This is the mail archive of the
gcc-patches@gcc.gnu.org
mailing list for the GCC project.
Re: PATCH to hoist loads/stores out of loops
You wrote:
[ This is beyond my wildest dreams of the possible outcomes of
the egcs project - having a C++ guru solving Fortran optimi-
sation shortcomings :-) :-) ]
Well, I did take a scientific computation course using Fortran90 on a
CM-2 at one point. You asked:
Could you also pull the same trick for the following code:
subroutine gemm(a, b, c, m, n, k)
integer i,m,n,k,l,j
dimension a(k,m), b(n,k), c(n,m)
do i=1,m ! poor for illustration only
do j=1,n
do l=1,k
c(j,i) = c(j,i) + a(l,i)*b(j,l)
end do
end do
end do
end
Actually, the code I submitted does do this. What, you say, it didn't
when you tried it? Oops, I forgot to tell you that I haven't yet
implemented C's `restrict'. (I'd like to do that; all I need is a
client to pay for it (or some free time).) Basically, what I'm
saying is that if you could convice GCC that a,b,c don't alias you'd
be all set. Right now, it's afraid that the store's into c(j,i) might
alter a(l,i) or b(j,i).
For exmaple, the following C variant:
double a[10][10];
double b[10][10];
double c[10][10];
void gemm(int m, int n, int k)
{
int i;
int j;
int l;
for (i = 0; i < m; ++i)
for (j = 0; j < n; ++j)
for (l = 0; l < k; ++l)
c[j][i] += a[l][i] * b[j][l];
}
is optimized as you suggest, with the patches I submitted.
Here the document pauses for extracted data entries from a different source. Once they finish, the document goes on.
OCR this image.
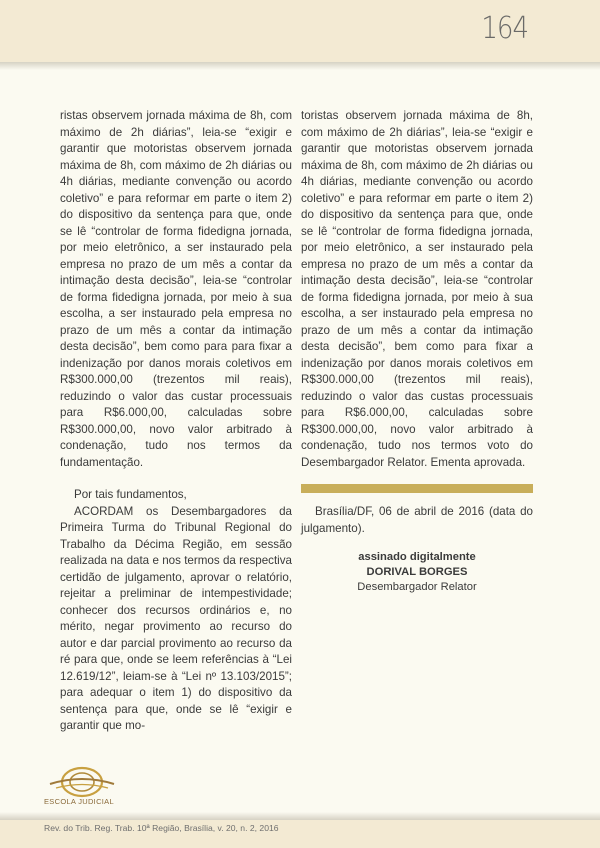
164

ristas observem jornada máxima de 8h, com máximo de 2h diárias”, leia-se “exigir e garantir que motoristas observem jornada máxima de 8h, com máximo de 2h diárias ou 4h diárias, mediante convenção ou acordo coletivo” e para reformar em parte o item 2) do dispositivo da sentença para que, onde se lê “controlar de forma fidedigna jornada, por meio eletrônico, a ser instaurado pela empresa no prazo de um mês a contar da intimação desta decisão”, leia-se “controlar de forma fidedigna jornada, por meio à sua escolha, a ser instaurado pela empresa no prazo de um mês a contar da intimação desta decisão”, bem como para para fixar a indenização por danos morais coletivos em R$300.000,00 (trezentos mil reais), reduzindo o valor das custar processuais para R$6.000,00, calculadas sobre R$300.000,00, novo valor arbitrado à condenação, tudo nos termos da fundamentação.

Por tais fundamentos,

ACORDAM os Desembargadores da Primeira Turma do Tribunal Regional do Trabalho da Décima Região, em sessão realizada na data e nos termos da respectiva certidão de julgamento, aprovar o relatório, rejeitar a preliminar de intempestividade; conhecer dos recursos ordinários e, no mérito, negar provimento ao recurso do autor e dar parcial provimento ao recurso da ré para que, onde se leem referências à “Lei 12.619/12”, leiam-se à “Lei nº 13.103/2015”; para adequar o item 1) do dispositivo da sentença para que, onde se lê “exigir e garantir que mo-

toristas observem jornada máxima de 8h, com máximo de 2h diárias”, leia-se “exigir e garantir que motoristas observem jornada máxima de 8h, com máximo de 2h diárias ou 4h diárias, mediante convenção ou acordo coletivo” e para reformar em parte o item 2) do dispositivo da sentença para que, onde se lê “controlar de forma fidedigna jornada, por meio eletrônico, a ser instaurado pela empresa no prazo de um mês a contar da intimação desta decisão”, leia-se “controlar de forma fidedigna jornada, por meio à sua escolha, a ser instaurado pela empresa no prazo de um mês a contar da intimação desta decisão”, bem como para fixar a indenização por danos morais coletivos em R$300.000,00 (trezentos mil reais), reduzindo o valor das custas processuais para R$6.000,00, calculadas sobre R$300.000,00, novo valor arbitrado à condenação, tudo nos termos voto do Desembargador Relator. Ementa aprovada.

Brasília/DF, 06 de abril de 2016 (data do julgamento).

assinado digitalmente
DORIVAL BORGES
Desembargador Relator
ESCOLA JUDICIAL
Rev. do Trib. Reg. Trab. 10ª Região, Brasília, v. 20, n. 2, 2016
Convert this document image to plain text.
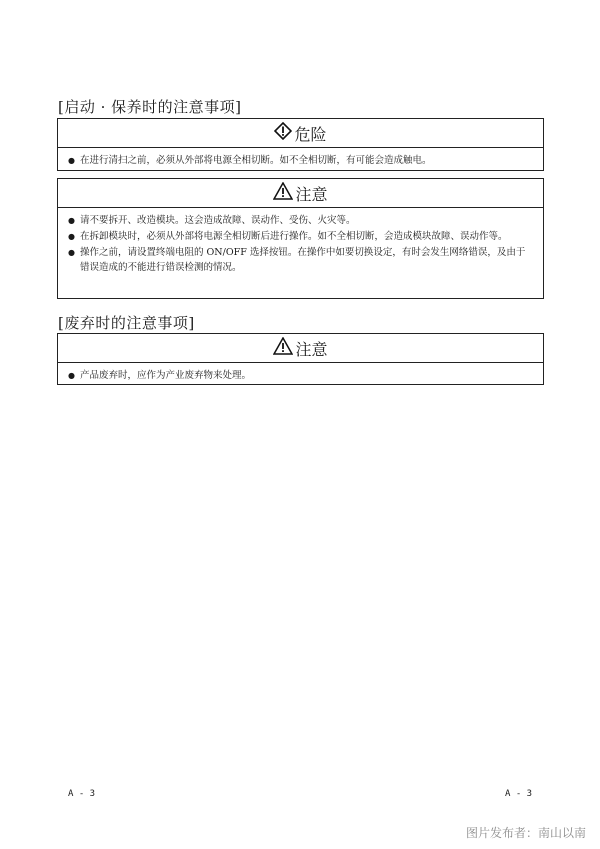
[启动 · 保养时的注意事项]
危险
● 在进行清扫之前，必须从外部将电源全相切断。如不全相切断，有可能会造成触电。
注意
● 请不要拆开、改造模块。这会造成故障、误动作、受伤、火灾等。
● 在拆卸模块时，必须从外部将电源全相切断后进行操作。如不全相切断，会造成模块故障、误动作等。
● 操作之前，请设置终端电阻的 ON/OFF 选择按钮。在操作中如要切换设定，有时会发生网络错误，及由于错误造成的不能进行错误检测的情况。
[废弃时的注意事项]
注意
● 产品废弃时，应作为产业废弃物来处理。
A - 3	A - 3
图片发布者：南山以南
The inner
loop looks like:
fldl c(%ebx) # Load c(j,i)
.p2align 4,,7
.L13:
fldl (%ecx) # Load a(l,i)
fmull b(%edx) # Load b(j,l)
addl $80,%ecx # Increment some pointers
addl $8,%edx
incl %eax # Increment l
faddp %st,%st(1) # Add
cmpl 16(%ebp),%eax # Branch
jl .L13
fstpl c(%ebx) # Store c(j,i)
So, we're one (relatively small) step away.
--
Mark Mitchell mark@markmitchell.com
Mark Mitchell Consulting http://www.markmitchell.com